O Comitê para a Proteção dos Jornalistas (CPJ), que em julho instou a comunidade internacional a proteger Sharif, afirmou em comunicado que Israel não apresentou nenhuma evidência para respaldar suas alegações contra ele.

“O padrão israelense de rotular jornalistas como militantes sem fornecer evidências confiáveis levanta sérias questões sobre sua intenção e respeito à liberdade de imprensa”, disse Sara Qudah, diretora do CPJ para o Oriente Médio e Norte da África.

De acordo com o CPJ, 186 jornalistas foram mortos desde o início da ofensiva militar de Israel em Gaza.

Em julho, três grandes agências internacionais de notícias — Reuters, AP e AFP — emitiram uma declaração conjunta expressando “profunda preocupação” com seus jornalistas na Faixa de Gaza, apontando que eles estão cada vez mais incapazes de alimentar a si mesmos e suas famílias.

Última postagem minutos antes de morrer

Sharif, cuja conta no X contava com mais de 500 mil seguidores, publicou na plataforma minutos antes de sua morte que Israel vinha bombardeando intensamente a Cidade de Gaza por mais de duas horas.

O grupo militante palestino Hamas, que controla Gaza, afirmou que o assassinato pode sinalizar o início de uma ofensiva israelense. “O assassinato de jornalistas e a intimidação daqueles que permanecem abrem caminho para um grande crime que a ocupação planeja cometer na Cidade de Gaza”, afirmou o Hamas em um comunicado.

O primeiro-ministro israelense, Benjamin Netanyahu, afirmou que lançaria uma nova ofensiva para desmantelar os redutos do Hamas em Gaza, onde a crise de fome se agrava após 22 meses de guerra.

“Anas al-Sharif e seus colegas estavam entre as últimas vozes restantes em Gaza a transmitir a trágica realidade ao mundo”, afirmou a Al Jazeera.

A assessoria de imprensa do governo de Gaza, administrada pelo Hamas, informou que 237 jornalistas foram mortos desde o início da guerra em 7 de outubro de 2023. O CPJ afirmou que pelo menos 186 jornalistas foram mortos no conflito de Gaza.

Relação conflituosa

Em 2024, Israel baniu o funcionamento da Al Jazeera no país, alegando que sua cobertura representava uma ameaça à segurança nacional.

À época, a proibição veio na esteira de uma lei aprovada em abril pelo Knesset, o Parlamento de Israel, que autorizou o fechamento de emissoras estrangeiras que ameacem a segurança nacional diante da guerra que o país trava contra o Hamas na Faixa de Gaza.
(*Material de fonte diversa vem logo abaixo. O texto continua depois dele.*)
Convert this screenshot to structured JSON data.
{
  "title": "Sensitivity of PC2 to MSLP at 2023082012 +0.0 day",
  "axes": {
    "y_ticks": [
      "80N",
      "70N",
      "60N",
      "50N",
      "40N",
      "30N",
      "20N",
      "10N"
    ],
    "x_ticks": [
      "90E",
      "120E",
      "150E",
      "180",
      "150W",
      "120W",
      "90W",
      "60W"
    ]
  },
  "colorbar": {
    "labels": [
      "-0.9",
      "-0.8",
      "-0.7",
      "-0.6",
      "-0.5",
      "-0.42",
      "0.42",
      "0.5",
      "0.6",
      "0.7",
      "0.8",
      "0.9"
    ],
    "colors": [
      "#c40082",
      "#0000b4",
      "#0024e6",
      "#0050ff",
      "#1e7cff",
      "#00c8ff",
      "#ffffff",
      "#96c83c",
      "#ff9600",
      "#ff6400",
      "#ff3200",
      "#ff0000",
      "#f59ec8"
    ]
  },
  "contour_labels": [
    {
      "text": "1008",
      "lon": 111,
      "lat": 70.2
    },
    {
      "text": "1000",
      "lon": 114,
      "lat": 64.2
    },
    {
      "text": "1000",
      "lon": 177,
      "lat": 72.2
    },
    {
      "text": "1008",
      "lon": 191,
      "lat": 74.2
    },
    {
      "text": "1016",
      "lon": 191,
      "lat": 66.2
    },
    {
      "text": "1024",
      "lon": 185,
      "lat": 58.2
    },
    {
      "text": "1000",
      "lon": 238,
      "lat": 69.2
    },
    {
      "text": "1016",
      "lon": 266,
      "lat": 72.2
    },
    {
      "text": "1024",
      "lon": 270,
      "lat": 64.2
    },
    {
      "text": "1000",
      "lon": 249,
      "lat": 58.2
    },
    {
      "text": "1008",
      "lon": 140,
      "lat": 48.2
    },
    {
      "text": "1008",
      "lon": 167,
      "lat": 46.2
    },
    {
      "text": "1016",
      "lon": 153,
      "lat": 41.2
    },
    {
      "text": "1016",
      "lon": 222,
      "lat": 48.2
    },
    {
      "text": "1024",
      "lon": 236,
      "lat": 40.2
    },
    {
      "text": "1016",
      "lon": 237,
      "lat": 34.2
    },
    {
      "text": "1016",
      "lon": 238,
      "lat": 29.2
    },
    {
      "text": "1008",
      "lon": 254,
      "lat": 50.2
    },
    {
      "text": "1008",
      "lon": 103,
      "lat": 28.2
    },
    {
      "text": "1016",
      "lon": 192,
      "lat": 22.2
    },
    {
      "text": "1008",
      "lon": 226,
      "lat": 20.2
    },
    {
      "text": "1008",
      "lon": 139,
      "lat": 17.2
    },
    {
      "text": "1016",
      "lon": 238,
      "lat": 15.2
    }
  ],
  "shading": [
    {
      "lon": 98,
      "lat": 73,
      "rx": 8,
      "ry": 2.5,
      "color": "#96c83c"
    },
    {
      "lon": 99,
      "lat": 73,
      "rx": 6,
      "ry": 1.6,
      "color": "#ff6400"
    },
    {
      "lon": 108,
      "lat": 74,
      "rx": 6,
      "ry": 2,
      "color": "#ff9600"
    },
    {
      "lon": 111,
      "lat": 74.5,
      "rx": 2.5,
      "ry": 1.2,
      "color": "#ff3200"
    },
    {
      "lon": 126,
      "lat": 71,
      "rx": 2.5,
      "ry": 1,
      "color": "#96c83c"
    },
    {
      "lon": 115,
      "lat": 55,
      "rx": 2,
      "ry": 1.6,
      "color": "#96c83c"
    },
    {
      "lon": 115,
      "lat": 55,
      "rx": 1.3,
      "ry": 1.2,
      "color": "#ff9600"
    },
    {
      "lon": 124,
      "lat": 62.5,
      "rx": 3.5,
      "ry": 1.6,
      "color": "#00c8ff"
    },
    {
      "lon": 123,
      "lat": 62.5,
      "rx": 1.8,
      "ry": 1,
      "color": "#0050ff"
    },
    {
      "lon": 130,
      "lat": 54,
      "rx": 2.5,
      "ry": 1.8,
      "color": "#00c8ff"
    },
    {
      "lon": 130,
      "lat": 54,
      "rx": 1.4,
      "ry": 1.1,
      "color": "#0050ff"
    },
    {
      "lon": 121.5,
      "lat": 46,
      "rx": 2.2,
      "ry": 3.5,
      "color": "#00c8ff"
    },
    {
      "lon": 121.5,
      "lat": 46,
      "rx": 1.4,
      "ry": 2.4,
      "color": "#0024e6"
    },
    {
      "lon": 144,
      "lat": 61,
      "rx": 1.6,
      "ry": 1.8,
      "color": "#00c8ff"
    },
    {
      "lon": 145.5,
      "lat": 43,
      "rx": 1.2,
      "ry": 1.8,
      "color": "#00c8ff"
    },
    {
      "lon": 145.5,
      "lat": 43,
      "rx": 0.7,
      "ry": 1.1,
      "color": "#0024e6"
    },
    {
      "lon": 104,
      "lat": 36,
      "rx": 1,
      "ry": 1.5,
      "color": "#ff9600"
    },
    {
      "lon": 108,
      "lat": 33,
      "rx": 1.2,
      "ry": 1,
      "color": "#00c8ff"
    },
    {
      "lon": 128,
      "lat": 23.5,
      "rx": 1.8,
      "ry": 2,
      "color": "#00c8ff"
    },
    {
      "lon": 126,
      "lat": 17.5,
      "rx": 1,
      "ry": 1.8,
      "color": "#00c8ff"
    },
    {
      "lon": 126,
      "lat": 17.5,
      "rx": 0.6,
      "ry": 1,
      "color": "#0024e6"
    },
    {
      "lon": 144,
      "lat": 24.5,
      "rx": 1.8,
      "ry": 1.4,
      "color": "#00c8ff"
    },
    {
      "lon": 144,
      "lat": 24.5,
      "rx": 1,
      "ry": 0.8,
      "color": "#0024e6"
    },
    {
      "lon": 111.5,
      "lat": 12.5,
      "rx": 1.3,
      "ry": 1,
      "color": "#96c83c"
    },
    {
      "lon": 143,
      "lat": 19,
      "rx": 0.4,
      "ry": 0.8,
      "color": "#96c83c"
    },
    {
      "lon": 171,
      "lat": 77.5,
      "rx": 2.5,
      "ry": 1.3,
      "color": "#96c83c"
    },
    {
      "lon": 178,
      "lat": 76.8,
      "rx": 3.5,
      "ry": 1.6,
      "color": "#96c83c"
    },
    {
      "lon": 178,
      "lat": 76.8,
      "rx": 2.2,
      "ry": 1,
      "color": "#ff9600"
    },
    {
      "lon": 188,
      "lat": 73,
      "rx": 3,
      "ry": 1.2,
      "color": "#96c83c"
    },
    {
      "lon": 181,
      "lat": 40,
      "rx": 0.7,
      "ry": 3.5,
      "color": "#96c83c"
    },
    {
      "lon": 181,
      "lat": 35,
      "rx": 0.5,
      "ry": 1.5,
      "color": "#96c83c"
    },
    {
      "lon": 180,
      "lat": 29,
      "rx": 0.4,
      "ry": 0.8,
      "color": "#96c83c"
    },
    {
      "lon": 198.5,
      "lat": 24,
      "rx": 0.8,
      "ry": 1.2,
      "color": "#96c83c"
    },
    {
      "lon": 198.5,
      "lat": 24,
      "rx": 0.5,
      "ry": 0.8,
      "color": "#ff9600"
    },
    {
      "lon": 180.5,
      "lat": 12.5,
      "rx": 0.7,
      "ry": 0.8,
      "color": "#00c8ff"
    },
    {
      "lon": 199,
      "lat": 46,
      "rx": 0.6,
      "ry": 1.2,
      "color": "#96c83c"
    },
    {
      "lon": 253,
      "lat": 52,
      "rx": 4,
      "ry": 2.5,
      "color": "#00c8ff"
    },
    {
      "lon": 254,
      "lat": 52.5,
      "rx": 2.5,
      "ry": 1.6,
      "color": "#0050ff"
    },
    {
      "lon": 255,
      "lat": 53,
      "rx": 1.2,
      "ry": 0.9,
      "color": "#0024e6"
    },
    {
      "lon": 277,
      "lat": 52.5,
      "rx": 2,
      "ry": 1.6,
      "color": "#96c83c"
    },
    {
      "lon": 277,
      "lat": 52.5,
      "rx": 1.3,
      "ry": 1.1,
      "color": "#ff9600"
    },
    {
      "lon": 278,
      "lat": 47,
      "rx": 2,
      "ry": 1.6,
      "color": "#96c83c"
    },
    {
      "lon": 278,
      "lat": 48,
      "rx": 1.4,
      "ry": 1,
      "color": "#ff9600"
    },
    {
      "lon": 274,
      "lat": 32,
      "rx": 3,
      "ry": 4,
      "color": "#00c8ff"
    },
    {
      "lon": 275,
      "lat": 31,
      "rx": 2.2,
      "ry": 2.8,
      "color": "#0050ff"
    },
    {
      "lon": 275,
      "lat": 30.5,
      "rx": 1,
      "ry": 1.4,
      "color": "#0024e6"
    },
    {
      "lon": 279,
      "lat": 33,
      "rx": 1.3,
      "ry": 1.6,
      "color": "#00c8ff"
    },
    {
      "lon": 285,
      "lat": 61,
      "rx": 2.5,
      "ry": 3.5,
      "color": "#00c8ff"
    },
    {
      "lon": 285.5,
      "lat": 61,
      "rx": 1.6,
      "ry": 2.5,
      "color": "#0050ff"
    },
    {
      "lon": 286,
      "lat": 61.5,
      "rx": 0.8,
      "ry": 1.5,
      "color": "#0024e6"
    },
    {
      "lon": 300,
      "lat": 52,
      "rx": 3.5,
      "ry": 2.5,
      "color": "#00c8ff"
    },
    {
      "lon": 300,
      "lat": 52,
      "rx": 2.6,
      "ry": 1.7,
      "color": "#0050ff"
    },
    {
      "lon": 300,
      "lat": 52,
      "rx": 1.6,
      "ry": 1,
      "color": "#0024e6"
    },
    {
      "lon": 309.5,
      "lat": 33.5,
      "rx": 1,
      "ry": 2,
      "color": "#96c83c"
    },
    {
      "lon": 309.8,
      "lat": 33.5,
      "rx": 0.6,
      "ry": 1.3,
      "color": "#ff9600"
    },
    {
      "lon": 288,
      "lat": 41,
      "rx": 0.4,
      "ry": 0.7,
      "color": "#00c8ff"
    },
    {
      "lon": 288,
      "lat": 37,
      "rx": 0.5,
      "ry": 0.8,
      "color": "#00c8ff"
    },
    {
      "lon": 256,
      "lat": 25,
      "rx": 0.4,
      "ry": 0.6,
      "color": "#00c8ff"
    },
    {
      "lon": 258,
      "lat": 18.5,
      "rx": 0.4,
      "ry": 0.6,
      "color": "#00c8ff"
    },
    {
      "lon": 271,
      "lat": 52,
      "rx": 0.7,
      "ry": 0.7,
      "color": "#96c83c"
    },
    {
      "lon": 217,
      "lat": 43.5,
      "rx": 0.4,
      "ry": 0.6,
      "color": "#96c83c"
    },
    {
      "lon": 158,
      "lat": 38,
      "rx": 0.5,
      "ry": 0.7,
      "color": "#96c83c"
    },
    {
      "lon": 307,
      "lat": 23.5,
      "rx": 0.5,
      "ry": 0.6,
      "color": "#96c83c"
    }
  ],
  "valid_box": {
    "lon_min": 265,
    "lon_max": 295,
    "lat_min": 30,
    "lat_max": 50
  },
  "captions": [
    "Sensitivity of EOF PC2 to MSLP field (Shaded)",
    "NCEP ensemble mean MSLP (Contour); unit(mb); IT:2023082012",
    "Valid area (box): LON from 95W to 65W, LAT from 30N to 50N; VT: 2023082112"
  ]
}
No mesmo ano, militares invadiram e fecharam uma sucursal da emissora na Cisjordânia ocupada.

A emissora catari foi fundada em 1996 e se destacou internacionalmente pela sua cobertura também crítica do mundo árabe. Israel, por sua vez, tem uma relação tensa com a organização de mídia, cuja cobertura da guerra em Gaza tem focado especialmente no lado dos palestinos.

Israel costuma acusar o canal de atuar em parceria com o Hamas e fazer propaganda do grupo radical islâmico.

Na última década, A Arábia Saudita e a Jordânia também chegaram a fechar redações locais do canal. O sinal da emissora também já foi bloqueado nos Emirados Árabes Unidos, no Egito, na Síria e no Bahrein.

Um dos poucos veículos de imprensa que seguiu funcionando em Gaza após o início do conflito, em 7 de outubro de 2023 – quando o Hamas perpetrou uma ofensiva terrorista contra Israel –, a Al Jazeera transmitiu imagens e vídeos de bombardeios aéreos mortais e hospitais lotados sob fogo israelense.

Em janeiro de 2024, a emissora já havia acusado as forças de Israel de matarem deliberadamente dois dos seus jornalistas em Gaza. Em 2022, o canal também acusou tropas israelenses de assassinarem a jornalista palestina-americana Shireen Abu Akleh.